Notons que le travailleur social n’est pas le seul à être dans ce type de contradiction. Ainsi l’enseignant qui forme une force de travail qui ne trouvera peut-être pas à s’employer. Ainsi le médecin déchiré entre soigner et rentabiliser le système de soins. Ainsi l’infirmière, le salarié du service public…
Cette situation révèle véritablement l’essence du système marchand qui, à l’image de ce qu’est la marchandise sacrifie l’usage au pécuniaire, privilégie la rentabilité à la finalité de la satisfaction des besoins.
Notons enfin que le travailleur social est aussi une force de travail qui représente un coût pour son employeur et qu’à se titre il subit les mêmes contraintes que tous les autres salariés: précarité accrue, licenciement, rentabilisation,…ce qui accroît son désarroi et son incompréhension du sort qui lui est fait.
LE TRAVAIL SOCIAL EST-IL DEVENU INUTILE, VOIRE NUISIBLE ?
Pour le système il est et demeure un élément essentiel dans la manière de «non résoudre» les problèmes sociaux, de faire durer la situation, d’éviter l’explosion sociale. La France et la plupart des pays développés peuvent se« payer la paix sociale» en finançant un corps de professionnels qui ont pour objectif de créer le lien social que le système n’arrive plus à produire… mais il est vrai que si le choix est fait de la répression, on substituera des mercenaires aux travailleurs sociaux ou bien ces derniers devront accepter de le devenir.
Pour le travailleur social c’est plus compliqué car, si tout ce qui vient d’être dit est vrai, il ne peut que s’interroger sur le caractère apparemment pervers de son action… autrement dit il apparaît comme une béquille du système, voire un collaborateur, certains même disent que le travail social donne l’illusion de…, en trompant l’usager…. Mais nous l’avons vu il n’est pas le seul dans son cas. Une telle situation renvoie ainsi à une réflexion non plus sur ce qu’est le travailleur social, mais le système marchand lui-même.
Cela dit, le travail social permet de travailler avec des victimes du système et là se pose un choix délicat et difficile à assumer: doit-on simplement fournir une aide… à la limite par simple humanité… ce qui est tout à fait respectable; ou doit-on, dans le cadre de son action, aller plus loin et «conscientiser» l’usager pour lui faire prendre conscience de ce qu’il est dans le système, autrement dit en faire un citoyen actif et même réactif par rapport à un système qui l’exclu? Question délicate qui renvoie à l’engagement de chacun et probablement à une réflexion entre toutes et tous. Le problème devient politique (au sens noble du terme).
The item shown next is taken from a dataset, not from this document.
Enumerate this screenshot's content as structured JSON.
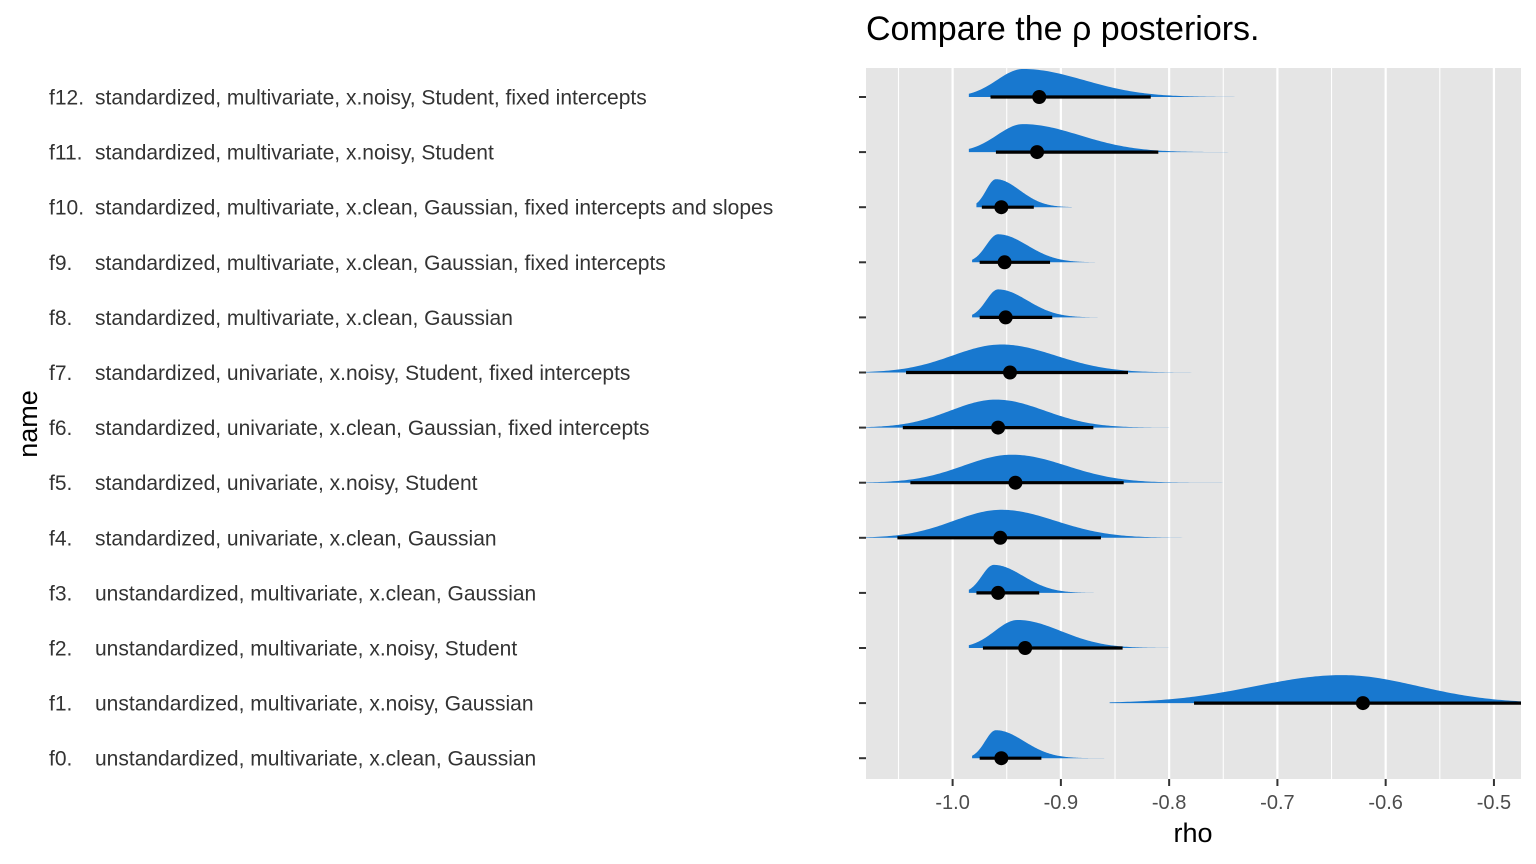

Ne nous berçons pas d’illusions, l’humanisme de la démocratie marchande est à géométrie variable et cette variabilité a pour paramètres les conditions et les exigences du système qui la sous-tendent et dont la finalité est, reste et demeure, la valorisation du capital. Le social n’est pas une valeur, pendant de l’économique au temps de la croissance, il en devient aujourd’hui un prétexte Il est devenu la condition de la stabilité du système dans son ensemble… il est au système ce que la respiration artificielle est au noyé.
Les travailleurs sociaux sont au cœur de cette contradiction, ils en ont conscience… encore faut-il pour être efficace transformer cette conscience en pratique.